G-7 foreign ministers warned over the weekend that the war in Ukraine is increasing the risk of a global hunger crisis. This is because Ukraine has been unable to export grains, fertilizers and vegetable oil, while the conflict is also destroying crop fields and preventing a normal planting season.
This has increased the reliance on nations from other parts of the world for these products. But some of these countries, concerned about supplies for their own citizens, have imposed restrictions on exports. This is the case in India, for example, which announced Saturday a ban on wheat sales “to manage the overall food security of the country.”
“That’s something which is very much of concern,” Valdis Dombrovskis, the EU’s trade chief, told CNBC Sunday about these new export measures.
“We agreed with the United States to cooperate and coordinate our approaches in this area, because … as a response to Russia’s aggression against Ukraine and a corresponding increase in food prices and concerns about food security, countries are starting to take export restrictive measures. And we think that this is a tendency which can only actually aggravate the problem,” Dombrovskis said.
He added that these measures, such as Indonesia’s ban on palm oil exports, “make matters worse.”
Limits on exports are likely to drive up commodity prices, and therefore food costs too. For the EU, this is a matter of food affordability, Dombrovskis explained.
The U.S. and the EU are having talks in France on Monday for their joint Trade and Technological Council, or TTC. The group was put together back in 2021 to restore transatlantic ties, after the Trump-era trade tariffs and disagreements.
However, the work of the TTC has now gone beyond its intended focus, such as semiconductor shortages, to incorporate and find solutions for current geopolitical issues.
Its first meeting, in late 2021, was overshadowed by the U.S. agreement to sell nuclear submarines to Australia — where Canberra decided to ditch a business deal with France, upsetting European officials. Now, its second gathering is dealing with supply shocks in the wake of Russia’s unprovoked invasion of Ukraine.

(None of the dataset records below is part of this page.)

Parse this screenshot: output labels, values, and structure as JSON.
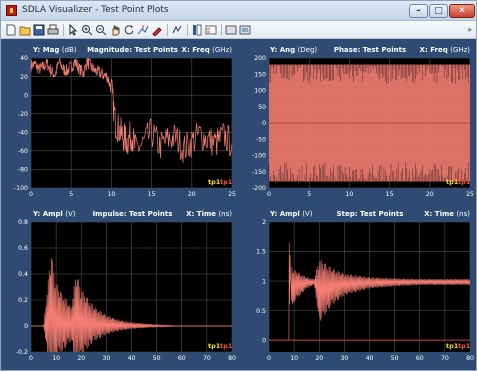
{
  "window": {
    "title": "SDLA Visualizer - Test Point Plots",
    "minimize_glyph": "–",
    "maximize_glyph": "□",
    "close_glyph": "✕"
  },
  "toolbar": {
    "icons": [
      "new-icon",
      "open-icon",
      "save-icon",
      "print-icon",
      "pointer-icon",
      "zoom-in-icon",
      "zoom-out-icon",
      "pan-icon",
      "rotate-icon",
      "data-cursor-icon",
      "brush-icon",
      "link-plot-icon",
      "colorbar-icon",
      "legend-icon",
      "hide-plot-tools-icon",
      "show-plot-tools-icon"
    ],
    "overflow_glyph": "»"
  },
  "colors": {
    "background": "#2f4b73",
    "plot_bg": "#000000",
    "grid": "#4d5055",
    "trace": "#f47d73",
    "tp1_yellow": "#f3e23a",
    "tp1_red": "#f05a4e"
  },
  "panels": [
    {
      "id": "magnitude",
      "ylabel_key": "Y:",
      "ylabel": "Mag",
      "yunit": "(dB)",
      "title": "Magnitude: Test Points",
      "xlabel_key": "X:",
      "xlabel": "Freq",
      "xunit": "(GHz)",
      "legend": [
        "tp1",
        "tp1"
      ]
    },
    {
      "id": "phase",
      "ylabel_key": "Y:",
      "ylabel": "Ang",
      "yunit": "(Deg)",
      "title": "Phase: Test Points",
      "xlabel_key": "X:",
      "xlabel": "Freq",
      "xunit": "(GHz)",
      "legend": [
        "tp1",
        "tp1"
      ]
    },
    {
      "id": "impulse",
      "ylabel_key": "Y:",
      "ylabel": "Ampl",
      "yunit": "(V)",
      "title": "Impulse: Test Points",
      "xlabel_key": "X:",
      "xlabel": "Time",
      "xunit": "(ns)",
      "legend": [
        "tp1",
        "tp1"
      ]
    },
    {
      "id": "step",
      "ylabel_key": "Y:",
      "ylabel": "Ampl",
      "yunit": "(V)",
      "title": "Step: Test Points",
      "xlabel_key": "X:",
      "xlabel": "Time",
      "xunit": "(ns)",
      "legend": [
        "tp1",
        "tp1"
      ]
    }
  ],
  "chart_data": [
    {
      "type": "line",
      "title": "Magnitude: Test Points",
      "xlabel": "Freq (GHz)",
      "ylabel": "Mag (dB)",
      "xlim": [
        0,
        25
      ],
      "ylim": [
        -100,
        40
      ],
      "xticks": [
        0,
        5,
        10,
        15,
        20,
        25
      ],
      "yticks": [
        40,
        20,
        0,
        -20,
        -40,
        -60,
        -80,
        -100
      ],
      "grid": true,
      "legend": [
        "tp1",
        "tp1"
      ],
      "legend_position": "bottom-right",
      "series": [
        {
          "name": "tp1",
          "x": [
            0,
            0.5,
            1,
            1.5,
            2,
            2.5,
            3,
            3.5,
            4,
            4.5,
            5,
            5.5,
            6,
            6.5,
            7,
            7.5,
            8,
            8.5,
            9,
            9.5,
            10,
            10.5,
            11,
            11.5,
            12,
            12.5,
            13,
            14,
            15,
            16,
            17,
            18,
            19,
            20,
            21,
            22,
            23,
            24,
            25
          ],
          "y": [
            32,
            33,
            28,
            30,
            34,
            26,
            22,
            36,
            28,
            26,
            31,
            36,
            28,
            24,
            36,
            30,
            26,
            24,
            22,
            20,
            6,
            -30,
            -38,
            -45,
            -50,
            -42,
            -58,
            -52,
            -40,
            -55,
            -48,
            -45,
            -58,
            -50,
            -42,
            -48,
            -52,
            -44,
            -52
          ]
        }
      ]
    },
    {
      "type": "line",
      "title": "Phase: Test Points",
      "xlabel": "Freq (GHz)",
      "ylabel": "Ang (Deg)",
      "xlim": [
        0,
        25
      ],
      "ylim": [
        -200,
        200
      ],
      "xticks": [
        0,
        5,
        10,
        15,
        20,
        25
      ],
      "yticks": [
        200,
        150,
        100,
        50,
        0,
        -50,
        -100,
        -150,
        -200
      ],
      "grid": true,
      "legend": [
        "tp1",
        "tp1"
      ],
      "legend_position": "bottom-right",
      "series": [
        {
          "name": "tp1",
          "x": [
            0,
            25
          ],
          "y_min": [
            -180,
            -180
          ],
          "y_max": [
            180,
            180
          ]
        }
      ]
    },
    {
      "type": "line",
      "title": "Impulse: Test Points",
      "xlabel": "Time (ns)",
      "ylabel": "Ampl (V)",
      "xlim": [
        0,
        80
      ],
      "ylim": [
        -0.2,
        0.8
      ],
      "xticks": [
        0,
        10,
        20,
        30,
        40,
        50,
        60,
        70,
        80
      ],
      "yticks": [
        0.8,
        0.6,
        0.4,
        0.2,
        0,
        -0.2
      ],
      "grid": true,
      "legend": [
        "tp1",
        "tp1"
      ],
      "legend_position": "bottom-right",
      "series": [
        {
          "name": "tp1",
          "x": [
            0,
            5,
            8,
            10,
            12,
            14,
            16,
            18,
            20,
            25,
            30,
            35,
            40,
            50,
            60,
            70,
            80
          ],
          "y": [
            0,
            0,
            0.62,
            0.35,
            0.28,
            0.22,
            0.15,
            0.45,
            0.3,
            0.16,
            0.09,
            0.05,
            0.03,
            0.01,
            0,
            0,
            0
          ]
        }
      ]
    },
    {
      "type": "line",
      "title": "Step: Test Points",
      "xlabel": "Time (ns)",
      "ylabel": "Ampl (V)",
      "xlim": [
        0,
        80
      ],
      "ylim": [
        -0.2,
        2
      ],
      "xticks": [
        0,
        10,
        20,
        30,
        40,
        50,
        60,
        70,
        80
      ],
      "yticks": [
        2,
        1.5,
        1,
        0.5,
        0
      ],
      "grid": true,
      "legend": [
        "tp1",
        "tp1"
      ],
      "legend_position": "bottom-right",
      "series": [
        {
          "name": "tp1",
          "x": [
            0,
            5,
            8,
            9,
            10,
            15,
            18,
            20,
            25,
            30,
            40,
            50,
            60,
            70,
            80
          ],
          "y": [
            0,
            0,
            0,
            1.4,
            1.25,
            1.05,
            1.0,
            1.55,
            1.3,
            1.15,
            1.05,
            1.02,
            1.0,
            1.0,
            1.0
          ]
        }
      ]
    }
  ]
}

Speaking to CNBC Sunday, Europe’s Competition Chief Margrethe Vestager said she never thought the TTC would be discussing sanctions against Russia.
“I didn’t foresee this coming. I thought the TTC would be much more focusing on all the other issues … like, for instance, how to coordinate in standard setting organizations, how to make sure that we can create a coalition for people to be elected in organizations, how to work on the supply chains,” Vestager said.
“I think with the geopolitics that we have ahead of us that we’re in now, you know, if we hadn’t had the TTC, we’d have had to invent it,” Vestager said.
The EU’s competition chief was once dubbed by former U.S. President Donald Trump as Europe’s “tax lady” and often criticized for going after Big Tech. However, she says she has noticed recent a change in the transatlantic relationship.
“Things are very different from what we saw 2, 4, 6 years ago,” she said.
When asked whether Russia’s invasion of Ukraine served to revive the transatlantic bond, she said: “I definitely think so.”
“It has made it abundantly clear that like-minded [nations] must come together,” she said.